Neue Bands braucht das Land.

Die Schulband der Werratalschule bringt dafür großes Potential mit. Bleiben sie sich selbst und ihrer Musik treu, ist es wahrscheinlich, dass sie einmal über die Grenzen Heringens bekannt sein werden.
Die drei Newcomer werden ihren ersten großen Auftritt auf dem diesjährigen Stadt- und Museumsfest in Heringen haben. Dort spielt das Trio neben der Bluesrockgruppe "BORDER LINE" aus der Partnerstadt Rombas als Vorband der werrataler Punkrocker von "Leftside" und der berliner Punkband "Radio Havanna". Miterleben kann man dieses einmalige Konzert am Freitag, den 10. Juni 2011, auf dem Festgelände am Lindig ab 20 Uhr. Der Eintritt ist frei und für Getränke ist auch gesorgt.
Anlässlich dieses Events wurde die Schulband interviewt und über ihre bisherige Musikerfahrungen ausgefragt.
Die Schulband der Werratalschule besteht aus dem Sänger und Gitarristen Dominik Hujo, dem Bassisten Alexander Heger und dem Schlagzeuger Lukas Pilz. Alle drei begannen ihre musikalische Karriere in der Musikschule oder einem Blockflötenkurs. Im Laufe der Zeit erlernte sie alle Art an Instrumenten, teils im Musikunterricht, teilweise aber auch durch Eigeninitiative.
Ihre Songs schreibt die Band selbst. In ihnen verarbeitet sie Sinneseindrücke und Gefühle ihres eigenen Lebens. Schwer fällt es ihnen nicht, kreative Texte und Melodien zu entwickeln. Meistens schreiben Alexander und Dominik die Liedzeilen zusammen und Lukas probiert dazu verschiede Rhythmen aus.
Die Band selbst bezeichnet ihre Musikrichtung als Alternativ und sich selbst als lustig und manchmal auch als etwas durcheinander, dies macht allerdings genau ihren Charme aus.
Drogen- und Alkoholmissbrauch lehnen Alexander, Dominik und Lukas komplett ab. Sie haben ihre gefestigte Meinung dazu und sagen klar, dass diese Dinge nichts in dem Musikbusiness verloren haben.

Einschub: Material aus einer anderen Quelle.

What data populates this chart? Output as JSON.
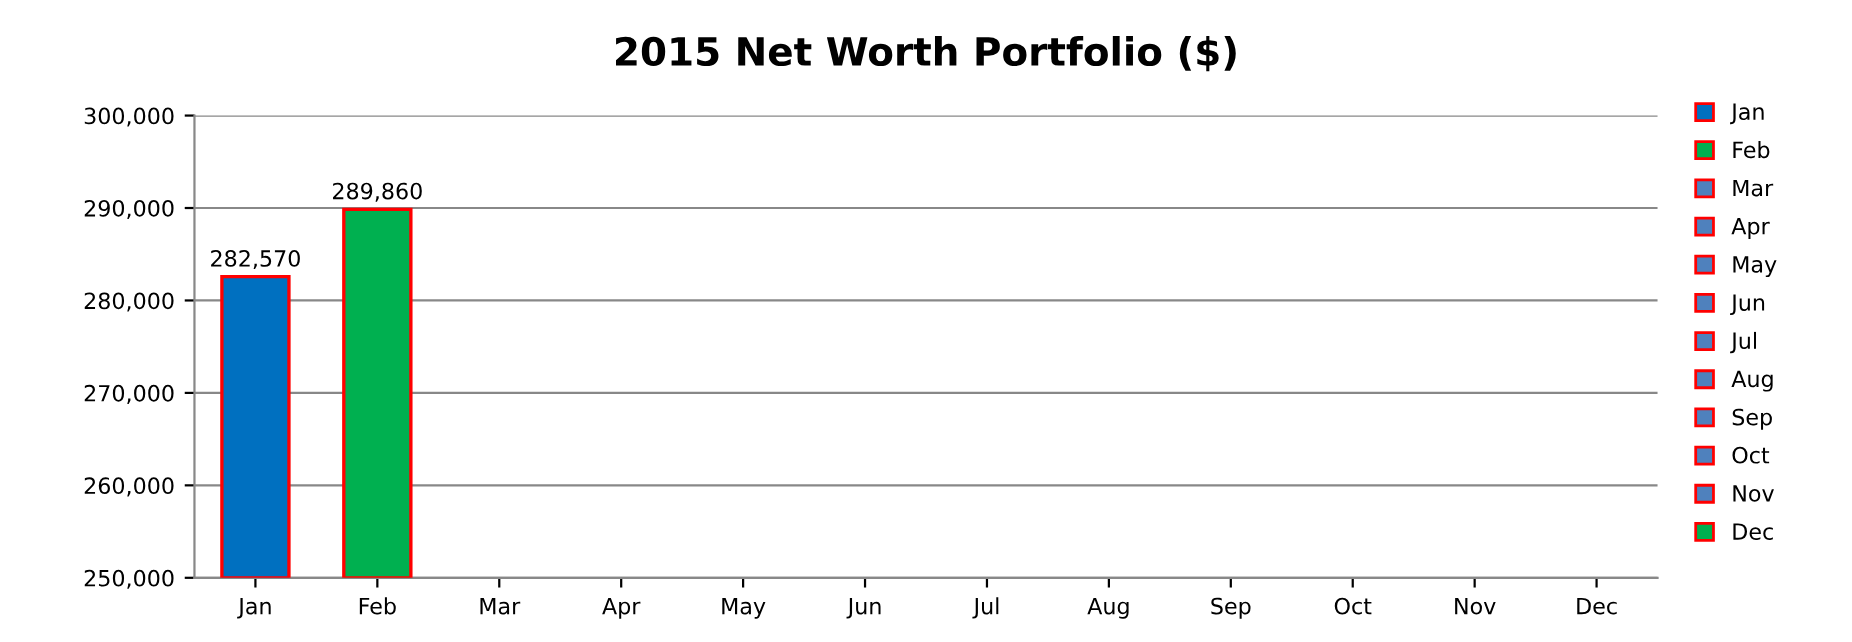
{
  "chart_data": {
    "type": "bar",
    "title": "2015 Net Worth Portfolio ($)",
    "categories": [
      "Jan",
      "Feb",
      "Mar",
      "Apr",
      "May",
      "Jun",
      "Jul",
      "Aug",
      "Sep",
      "Oct",
      "Nov",
      "Dec"
    ],
    "series": [
      {
        "name": "Jan",
        "color": "#0070c0",
        "values": [
          282570,
          null,
          null,
          null,
          null,
          null,
          null,
          null,
          null,
          null,
          null,
          null
        ],
        "value_labels": [
          "282,570",
          null,
          null,
          null,
          null,
          null,
          null,
          null,
          null,
          null,
          null,
          null
        ]
      },
      {
        "name": "Feb",
        "color": "#00b050",
        "values": [
          null,
          289860,
          null,
          null,
          null,
          null,
          null,
          null,
          null,
          null,
          null,
          null
        ],
        "value_labels": [
          null,
          "289,860",
          null,
          null,
          null,
          null,
          null,
          null,
          null,
          null,
          null,
          null
        ]
      },
      {
        "name": "Mar",
        "color": "#4f81bd",
        "values": [
          null,
          null,
          null,
          null,
          null,
          null,
          null,
          null,
          null,
          null,
          null,
          null
        ]
      },
      {
        "name": "Apr",
        "color": "#4f81bd",
        "values": [
          null,
          null,
          null,
          null,
          null,
          null,
          null,
          null,
          null,
          null,
          null,
          null
        ]
      },
      {
        "name": "May",
        "color": "#4f81bd",
        "values": [
          null,
          null,
          null,
          null,
          null,
          null,
          null,
          null,
          null,
          null,
          null,
          null
        ]
      },
      {
        "name": "Jun",
        "color": "#4f81bd",
        "values": [
          null,
          null,
          null,
          null,
          null,
          null,
          null,
          null,
          null,
          null,
          null,
          null
        ]
      },
      {
        "name": "Jul",
        "color": "#4f81bd",
        "values": [
          null,
          null,
          null,
          null,
          null,
          null,
          null,
          null,
          null,
          null,
          null,
          null
        ]
      },
      {
        "name": "Aug",
        "color": "#4f81bd",
        "values": [
          null,
          null,
          null,
          null,
          null,
          null,
          null,
          null,
          null,
          null,
          null,
          null
        ]
      },
      {
        "name": "Sep",
        "color": "#4f81bd",
        "values": [
          null,
          null,
          null,
          null,
          null,
          null,
          null,
          null,
          null,
          null,
          null,
          null
        ]
      },
      {
        "name": "Oct",
        "color": "#4f81bd",
        "values": [
          null,
          null,
          null,
          null,
          null,
          null,
          null,
          null,
          null,
          null,
          null,
          null
        ]
      },
      {
        "name": "Nov",
        "color": "#4f81bd",
        "values": [
          null,
          null,
          null,
          null,
          null,
          null,
          null,
          null,
          null,
          null,
          null,
          null
        ]
      },
      {
        "name": "Dec",
        "color": "#00b050",
        "values": [
          null,
          null,
          null,
          null,
          null,
          null,
          null,
          null,
          null,
          null,
          null,
          null
        ]
      }
    ],
    "ylim": [
      250000,
      300000
    ],
    "yticks": [
      {
        "value": 250000,
        "label": "250,000"
      },
      {
        "value": 260000,
        "label": "260,000"
      },
      {
        "value": 270000,
        "label": "270,000"
      },
      {
        "value": 280000,
        "label": "280,000"
      },
      {
        "value": 290000,
        "label": "290,000"
      },
      {
        "value": 300000,
        "label": "300,000"
      }
    ],
    "grid": "y",
    "legend": "right"
  }
}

Vorbilder der Musiker sind Billie Joe Armstrong der Band "Green Day" und Lou Barlow von "Dinosaur Junior". Der Traum der drei ist es, einmal mit ihren großen Vorbildern auf der Bühne zu stehen und diese zu rocken.

Insgesamt sind die drei heringer Jungs eine chaotische, laut tönende und doch sehr unterhaltsame Truppe. Jeder von ihnen kann mehr als ein Musikinstrument spielen, dadurch entsteht eine große musikalische Vielfalt.
Das Besondere ist, dass die Band, wie sie am Stadt- und Museumsfest zu hören sein wird, in dieser Konstellation erst wenige Wochen existiert. Auch haben die drei noch keinen passenden Namen für ihre Musikgruppe gefunden.
Zwar ist die Band vor ihrem ersten großen Auftritt etwas aufgeregt, aber mit ihrer Einstellung und mit ihrem Potenzial wird sie den Lindig rocken.